Nafis kembali bergelung dalam selimutnya. Matanya sudah meram. "Karena kamu galau dicampakkan istri. Dan kemungkinan lagi butuh sandaran. Ku ingatkan jangan peluk aku, ya! Atau aku yang akan mengusirmu, bukan dari kamarku. Tapi dari rumah."

"Ya" Jawab Faris singkat. Dia juga bersiap untuk tidur.

"Kamu sudah membuat adikku yang malang bersedih dan kamu beruntung aku adalah kakak ipar yang pengertian. Jika tidak, mungkin saja salah satu gigimu sudah lepas." Ucap Nafis di tengah kantuk nya.

"Aku tau aku salah. Tapi aku sungguh takut menceritakannya, naf. Aku takut dia pergi. Aku takut dia malu, jijik, atau ilfil denganku" Ucap Faris menatap kosong ke atas langit-langit kamar.
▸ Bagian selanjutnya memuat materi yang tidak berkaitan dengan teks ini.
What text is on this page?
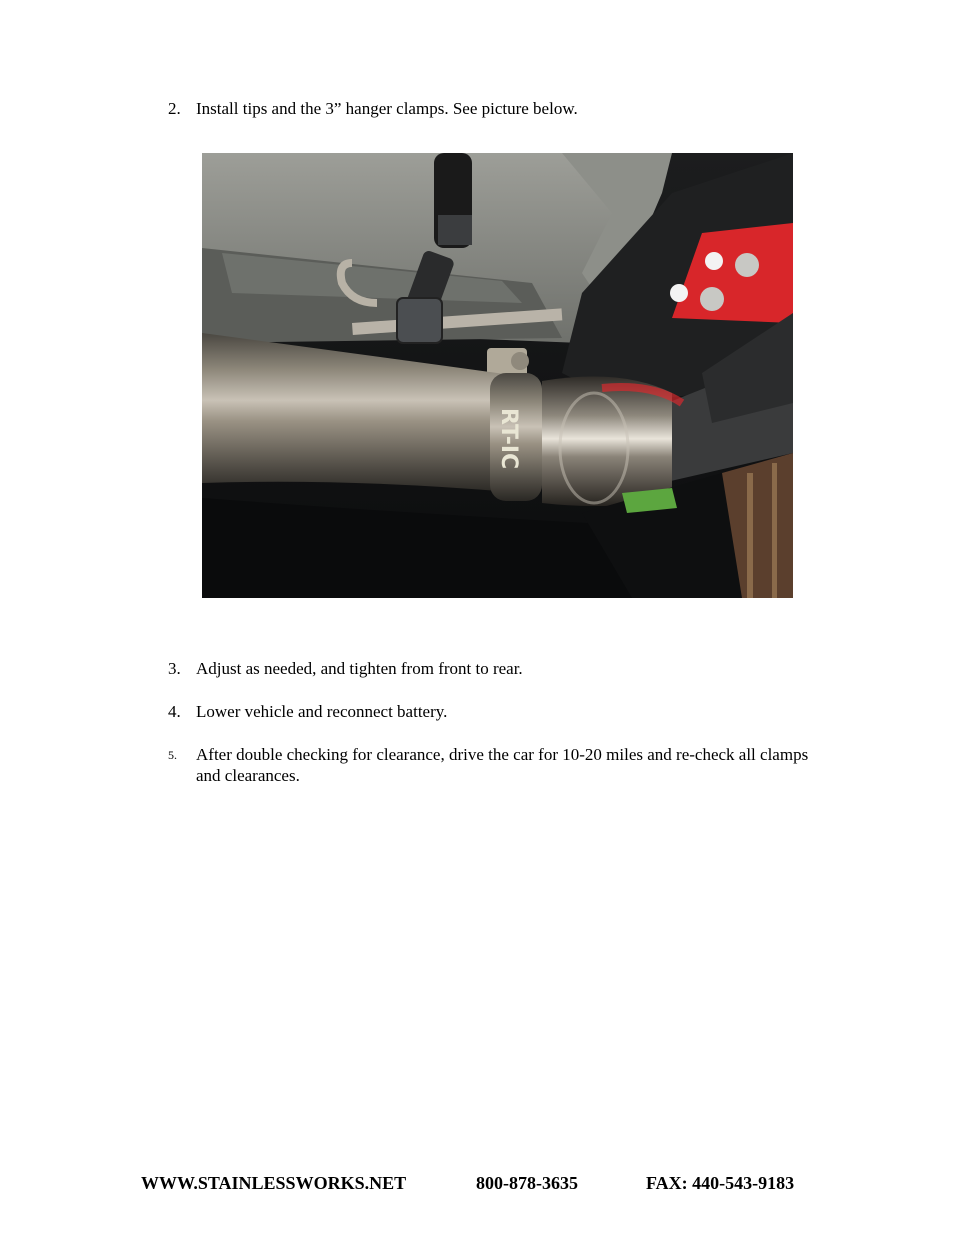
2. Install tips and the 3” hanger clamps. See picture below.
RT-IC
3. Adjust as needed, and tighten from front to rear.
4. Lower vehicle and reconnect battery.
5. After double checking for clearance, drive the car for 10-20 miles and re-check all clamps and clearances.
WWW.STAINLESSWORKS.NET	800-878-3635	FAX: 440-543-9183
"Kamu sangat mencintainya, ya".

"Sangat".

"Yahh, Aku iri. Tapi cintamu itu cinta yang bodoh".

Faris menolehkan kepalanya ke sisi kanan. Kening nya berkerut.

"Kamu mengenalnya sejak kecil. Tapi tak tau kepribadiannya. Coba pikir, kalau kamu menceritakannya sejak awal bagaimana? Dia akan marah seperti saat ini?"

"Tidak.. Tapi aku takut melihat reaksinya."

"Lalu, kalau kamu ceritanya sekarang, apakah dia tidak akan marah? Tidak kan?! Malahan dia marah besar padamu sekarang." Ucap Nafis menyalahkan Faris dengan mata yang tertutup menahan kantuk.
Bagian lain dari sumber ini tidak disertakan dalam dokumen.